24 En sommigen geloofden wel, hetgeen gezegd werd, maar sommigen geloofden niet.
Avanu avange wu valikwidihana nagiichoviwa avange valiekhubela, savaliekwidihana.
25 En tegen elkander oneens zijnde, scheidden zij; als Paulus dit ene woord gezegd had, namelijk: Wel heeft de Heilige Geest gesproken door Jesaja, den profeet, tot onze vaderen,
Vuvalemilwe ukhupuliehana vavo vakhahega, vavile vihega upavuli akhanchova ilieminyu limo “umepo umbalanche anchovile vunonu khuvadada vienyo ukhugendela unyamalango uisaya incha ntwa uyesu.

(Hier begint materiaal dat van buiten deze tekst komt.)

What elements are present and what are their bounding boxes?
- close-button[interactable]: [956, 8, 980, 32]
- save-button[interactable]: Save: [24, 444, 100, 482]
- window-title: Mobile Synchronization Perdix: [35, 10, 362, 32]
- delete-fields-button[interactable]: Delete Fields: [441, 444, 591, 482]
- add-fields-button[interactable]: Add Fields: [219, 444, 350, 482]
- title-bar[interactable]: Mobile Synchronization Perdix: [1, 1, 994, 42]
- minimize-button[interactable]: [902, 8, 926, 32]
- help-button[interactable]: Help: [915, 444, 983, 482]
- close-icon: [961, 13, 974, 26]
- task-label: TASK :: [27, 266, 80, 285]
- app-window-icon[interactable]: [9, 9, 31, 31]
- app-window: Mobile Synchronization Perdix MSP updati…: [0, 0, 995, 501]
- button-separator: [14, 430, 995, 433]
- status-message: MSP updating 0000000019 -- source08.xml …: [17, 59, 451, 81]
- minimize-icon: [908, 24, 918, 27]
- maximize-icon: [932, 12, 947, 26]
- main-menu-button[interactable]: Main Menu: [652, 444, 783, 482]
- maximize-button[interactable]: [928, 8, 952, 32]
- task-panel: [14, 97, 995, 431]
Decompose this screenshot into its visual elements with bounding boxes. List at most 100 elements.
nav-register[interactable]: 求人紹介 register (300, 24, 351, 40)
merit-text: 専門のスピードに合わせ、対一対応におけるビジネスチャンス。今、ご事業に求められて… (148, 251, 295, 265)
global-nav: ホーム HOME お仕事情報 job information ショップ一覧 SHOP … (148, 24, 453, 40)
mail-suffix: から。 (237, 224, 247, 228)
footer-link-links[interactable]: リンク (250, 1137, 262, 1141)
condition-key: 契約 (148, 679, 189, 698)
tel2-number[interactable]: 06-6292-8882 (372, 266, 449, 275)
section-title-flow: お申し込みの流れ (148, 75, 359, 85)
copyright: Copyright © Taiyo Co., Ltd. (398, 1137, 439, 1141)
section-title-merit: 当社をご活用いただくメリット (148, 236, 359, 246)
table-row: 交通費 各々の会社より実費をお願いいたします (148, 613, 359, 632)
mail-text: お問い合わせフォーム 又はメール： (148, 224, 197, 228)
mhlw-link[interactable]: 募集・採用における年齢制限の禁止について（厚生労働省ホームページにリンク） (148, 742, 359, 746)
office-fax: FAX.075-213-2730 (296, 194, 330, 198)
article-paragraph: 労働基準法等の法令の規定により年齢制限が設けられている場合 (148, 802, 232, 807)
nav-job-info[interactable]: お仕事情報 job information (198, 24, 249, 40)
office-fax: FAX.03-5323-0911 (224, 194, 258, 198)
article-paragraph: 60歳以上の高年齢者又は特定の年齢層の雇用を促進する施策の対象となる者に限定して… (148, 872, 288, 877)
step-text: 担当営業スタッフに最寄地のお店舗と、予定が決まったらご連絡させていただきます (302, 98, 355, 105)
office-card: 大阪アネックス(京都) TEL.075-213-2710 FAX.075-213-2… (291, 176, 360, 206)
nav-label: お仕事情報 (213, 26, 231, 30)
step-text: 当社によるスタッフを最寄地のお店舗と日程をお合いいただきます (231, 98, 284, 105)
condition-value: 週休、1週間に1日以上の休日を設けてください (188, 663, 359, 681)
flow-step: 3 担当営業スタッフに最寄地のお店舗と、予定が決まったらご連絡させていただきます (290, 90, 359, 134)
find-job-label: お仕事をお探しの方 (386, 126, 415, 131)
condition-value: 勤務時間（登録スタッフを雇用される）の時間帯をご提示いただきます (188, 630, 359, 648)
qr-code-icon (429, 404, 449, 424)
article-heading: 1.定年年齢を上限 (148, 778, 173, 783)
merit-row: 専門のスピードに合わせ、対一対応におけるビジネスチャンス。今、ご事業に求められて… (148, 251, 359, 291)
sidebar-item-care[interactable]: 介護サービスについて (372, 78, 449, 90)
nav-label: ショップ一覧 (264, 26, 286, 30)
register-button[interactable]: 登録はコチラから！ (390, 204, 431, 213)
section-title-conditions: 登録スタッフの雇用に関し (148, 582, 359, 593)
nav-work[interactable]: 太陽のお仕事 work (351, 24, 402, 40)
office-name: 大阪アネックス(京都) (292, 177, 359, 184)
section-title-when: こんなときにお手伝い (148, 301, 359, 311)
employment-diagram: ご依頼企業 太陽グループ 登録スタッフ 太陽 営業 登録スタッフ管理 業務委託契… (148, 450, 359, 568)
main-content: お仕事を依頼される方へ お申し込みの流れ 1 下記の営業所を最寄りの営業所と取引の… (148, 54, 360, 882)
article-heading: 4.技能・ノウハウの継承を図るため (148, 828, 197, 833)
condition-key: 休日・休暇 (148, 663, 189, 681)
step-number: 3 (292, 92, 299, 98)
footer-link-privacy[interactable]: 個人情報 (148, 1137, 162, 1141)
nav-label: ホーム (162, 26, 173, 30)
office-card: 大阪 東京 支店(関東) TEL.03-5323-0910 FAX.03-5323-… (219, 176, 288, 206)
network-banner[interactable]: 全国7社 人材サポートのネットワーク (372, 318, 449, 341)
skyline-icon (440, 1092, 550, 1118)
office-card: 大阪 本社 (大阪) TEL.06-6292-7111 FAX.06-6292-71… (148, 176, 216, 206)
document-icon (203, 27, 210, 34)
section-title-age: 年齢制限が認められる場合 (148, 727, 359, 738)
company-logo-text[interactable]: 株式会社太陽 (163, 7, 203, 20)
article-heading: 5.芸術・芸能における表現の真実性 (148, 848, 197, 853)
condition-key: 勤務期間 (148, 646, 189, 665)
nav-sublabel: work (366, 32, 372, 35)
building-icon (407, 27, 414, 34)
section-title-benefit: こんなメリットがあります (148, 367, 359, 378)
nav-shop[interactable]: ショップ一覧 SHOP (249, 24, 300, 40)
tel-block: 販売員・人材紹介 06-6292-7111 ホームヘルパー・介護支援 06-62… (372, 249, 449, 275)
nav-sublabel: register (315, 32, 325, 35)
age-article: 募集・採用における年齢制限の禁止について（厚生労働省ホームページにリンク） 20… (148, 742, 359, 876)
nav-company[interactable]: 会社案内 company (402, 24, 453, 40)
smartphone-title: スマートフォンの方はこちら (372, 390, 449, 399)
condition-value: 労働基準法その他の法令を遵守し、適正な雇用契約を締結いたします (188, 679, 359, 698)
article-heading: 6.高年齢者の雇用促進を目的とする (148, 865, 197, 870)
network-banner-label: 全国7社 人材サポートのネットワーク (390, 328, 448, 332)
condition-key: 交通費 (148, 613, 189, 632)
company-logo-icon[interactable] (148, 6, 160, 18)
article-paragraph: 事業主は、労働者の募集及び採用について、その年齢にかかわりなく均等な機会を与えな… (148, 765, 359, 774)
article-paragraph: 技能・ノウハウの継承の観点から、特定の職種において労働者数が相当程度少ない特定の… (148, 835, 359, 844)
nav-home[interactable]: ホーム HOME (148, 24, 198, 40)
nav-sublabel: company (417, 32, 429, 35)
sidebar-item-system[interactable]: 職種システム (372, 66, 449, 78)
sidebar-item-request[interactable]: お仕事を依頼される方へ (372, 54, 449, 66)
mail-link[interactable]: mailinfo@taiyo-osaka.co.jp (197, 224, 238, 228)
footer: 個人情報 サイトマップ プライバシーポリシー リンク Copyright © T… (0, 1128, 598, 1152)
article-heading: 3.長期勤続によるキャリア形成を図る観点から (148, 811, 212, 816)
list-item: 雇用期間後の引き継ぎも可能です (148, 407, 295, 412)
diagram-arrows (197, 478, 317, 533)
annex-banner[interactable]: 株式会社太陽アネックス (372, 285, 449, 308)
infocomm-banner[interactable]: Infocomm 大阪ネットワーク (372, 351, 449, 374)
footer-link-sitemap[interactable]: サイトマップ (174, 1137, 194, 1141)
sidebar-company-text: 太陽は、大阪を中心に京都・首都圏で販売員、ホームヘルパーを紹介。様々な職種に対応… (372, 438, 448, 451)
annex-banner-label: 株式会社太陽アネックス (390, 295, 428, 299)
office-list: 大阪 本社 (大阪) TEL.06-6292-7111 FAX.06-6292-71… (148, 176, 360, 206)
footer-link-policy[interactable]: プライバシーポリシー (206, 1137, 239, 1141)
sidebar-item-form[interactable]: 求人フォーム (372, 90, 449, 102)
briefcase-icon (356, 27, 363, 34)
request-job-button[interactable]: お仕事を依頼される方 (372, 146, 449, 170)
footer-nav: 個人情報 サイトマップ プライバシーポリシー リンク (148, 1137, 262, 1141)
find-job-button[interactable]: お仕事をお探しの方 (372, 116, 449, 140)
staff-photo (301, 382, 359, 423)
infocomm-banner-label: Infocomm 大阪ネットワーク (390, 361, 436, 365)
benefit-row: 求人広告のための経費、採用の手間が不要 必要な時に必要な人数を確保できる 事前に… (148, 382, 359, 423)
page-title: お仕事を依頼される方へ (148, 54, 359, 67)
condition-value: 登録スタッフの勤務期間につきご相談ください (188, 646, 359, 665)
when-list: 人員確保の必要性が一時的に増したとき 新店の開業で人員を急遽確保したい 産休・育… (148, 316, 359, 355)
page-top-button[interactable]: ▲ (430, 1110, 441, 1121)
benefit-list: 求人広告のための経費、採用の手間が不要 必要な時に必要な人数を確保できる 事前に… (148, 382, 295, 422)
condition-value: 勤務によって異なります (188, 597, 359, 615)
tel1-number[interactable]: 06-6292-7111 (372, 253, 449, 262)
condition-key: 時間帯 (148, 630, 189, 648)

26 Zeggende: Ga heen tot dit volk, en zeg: Met het gehoor zult gij horen, en geenszins verstaan; en ziende zult gij zien, en geenszins bemerken.
Akhata, ulutage khuvanu ava ukhatiinchage, “khumbulukhutu nchiento mupulikhagha hange samukhanchimanyage; khumiho gienyo muiolaga hange siimukhanchinovage.
27 Want het hart dezes volks is dik geworden, en met de oren hebben zij zwaarlijk gehoord, en hun ogen hebben zij toegedaan; opdat zij niet te eniger tijd met de ogen zouden zien, en met de oren horen, en met het hart verstaan, en zij zich bekeren, en Ik hen geneze.
Ukhuva inumbula incha vanu ava ndekhedekhe, imbuluukhutu nchaveni sanchipulika vunonu, amiho gavene, nukhupulikha khumbulukhutu nchavo, inumbua nchavo nchilumanyage nukhusyetukha une nikhuvapokha.
28 Het zij u dan bekend, dat de zaligheid Gods den heidenen gezonden is, en dezelve zullen horen.
Pwu mulumanye ukhuta, uvupokhi uwa Nguluve vulutile khuvanyapanyi hanga uyuvikhumpuliekha.” (Unchingahienche: uvusimbe uvu
29 En als hij dit gezegd had, gingen de Joden weg, veel twisting hebbenden onder elkander.
Unsienkhi uguuvavulanga amamenyu aaga, avayahudi vakhahega, vakhava nienchakwievuncha imbava mumbene).
30 En Paulus bleef twee gehele jaren in zijn eigen gehuurde woning; en ontving allen, die tot hem kwamen;
Upavuli atamili munyumba yieyo yale sayamwene imyaakha gievile, alikhuvapo khela voni avaluutaga khukhuombona.
31 Predikende het Koninkrijk Gods, en lerende van den Heere Jezus Christus met alle vrijmoedigheid, onverhinderd.
Avombaga ukhulumbiliela uvuntwa uwa Nguluve hange aliekhumanyisya inongwa incha ntwa uyesu klisite khumakha goni, akhava asipali uviekhunsinga.